Komplexe Dynamik & Chaos

Newton-Fraktale

Das Newton-Verfahren sucht Nullstellen. In der komplexen Ebene lässt sich jeder Startpunkt nach der erreichten Nullstelle färben; numerische Konvergenz wird zur Landkarte konkurrierender Ziele.

Newton-Fraktal mit drei farblich getrennten Einzugsgebieten
Die Farbe zeigt, zu welcher Nullstelle das Newton-Verfahren konvergiert; die fraktalen Grenzen reagieren empfindlich auf den Startwert.Bild: Björn Kindler / MandelKit · MandelKit Wissensgrafik · Eigene Darstellung · Own work

Ein Algorithmus wird dynamisches System

Für eine Funktion f bildet die Newton-Iteration z auf z − f(z)/f′(z) ab. Jede Nullstelle ist typischerweise ein anziehender Fixpunkt. Die wiederholte Aktualisierung für jeden Pixel zeigt ihr Einzugsgebiet.

Für ein Polynom p iteriert das Newton-Verfahren z↦z−p(z)/p′(z). Jeder erfolgreiche Startwert nähert sich einer Nullstelle; Farbe kann diese Zielwahl darstellen. Das Verfahren ist lokal sehr schnell, aber global keineswegs harmlos: In der Nähe von Punkten mit kleiner Ableitung entstehen große Sprünge, und manche Orbits konvergieren spät oder gar nicht. Die Fraktalgrafik kartiert damit die globale Zuverlässigkeit eines vertrauten numerischen Algorithmus.

Warum die Grenzen so fein sind

Nahe einer Gebietsgrenze können kleinste Startänderungen andere Nullstellen wählen oder langsames, instabiles Verhalten treffen. Bei vielen Polynomen ist der gemeinsame Rand eine Julia-Menge der Newton-Abbildung und besitzt Struktur in beliebig feinen Skalen.

Die Grenze zwischen zwei Einzugsgebieten enthält Startpunkte, deren kleinste Störung zu einer anderen Nullstelle führen kann. Für Polynome ist diese gemeinsame Julia-Grenze häufig dicht von Vorbildern aller Basins durchsetzt. Eine Vergrößerung zeigt daher keine einfache Trennlinie, sondern wiederkehrende Einschlüsse. Anti-Aliasing muss mehrere Subpixel wirklich iterieren; bloßes Weichzeichnen nach der Klassifikation erfindet Mischfarben ohne dynamische Stichprobe.

Farbe kann zwei Fragen kodieren

Der Farbton kann die erreichte Nullstelle markieren, Helligkeit oder Bänder die benötigten Iterationen. Maximale Iterationszahl und Konvergenztoleranz bleiben numerische Entscheidungen; sie können langsame Gebiete verbergen, ohne die mathematische Abbildung zu verändern.

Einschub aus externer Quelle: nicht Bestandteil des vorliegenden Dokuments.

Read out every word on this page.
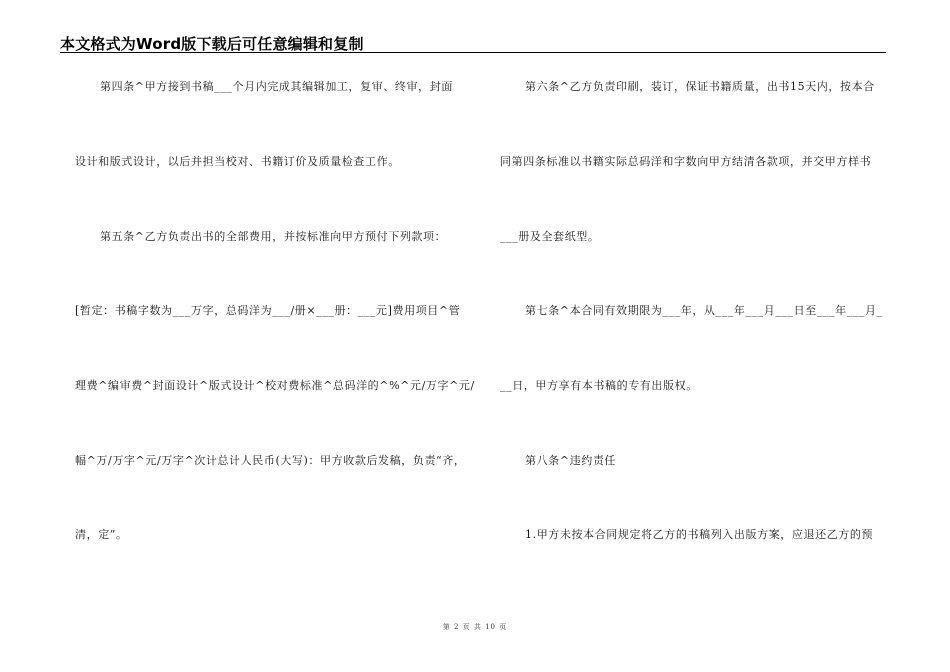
本文格式为Word版下载后可任意编辑和复制
第四条^甲方接到书稿___个月内完成其编辑加工，复审、终审，封面
设计和版式设计，以后并担当校对、书籍订价及质量检查工作。
第五条^乙方负责出书的全部费用，并按标准向甲方预付下列款项：
[暂定：书稿字数为___万字，总码洋为___/册×___册：___元]费用项目^管
理费^编审费^封面设计^版式设计^校对费标准^总码洋的^%^元/万字^元/
幅^万/万字^元/万字^次计总计人民币(大写)：甲方收款后发稿，负责“齐，
清，定”。
第六条^乙方负责印刷，装订，保证书籍质量，出书15天内，按本合
同第四条标准以书籍实际总码洋和字数向甲方结清各款项，并交甲方样书
___册及全套纸型。
第七条^本合同有效期限为___年，从___年___月___日至___年___月_
__日，甲方享有本书稿的专有出版权。
第八条^违约责任
1.甲方未按本合同规定将乙方的书稿列入出版方案，应退还乙方的预
第 2 页 共 10 页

Ein zweikanaliges Farbschema ist besonders aussagekräftig: Der Farbton benennt die erreichte Nullstelle, Helligkeit oder Sättigung die Zahl der benötigten Schritte. Ein Maximalwert benötigt eine eigene Darstellung für nicht konvergierte oder singuläre Orbits. Werden Ziel und Geschwindigkeit in denselben ungeklärten Verlauf gepresst, kann ein langsamer roter Orbit optisch mit einem schnellen Nachbarbasin verwechselt werden.

Quellen und Vertiefung

Die Darstellung fasst die folgenden Fachquellen in eigenen Worten zusammen. Abruf und redaktionelle Prüfung: 12. August 2026.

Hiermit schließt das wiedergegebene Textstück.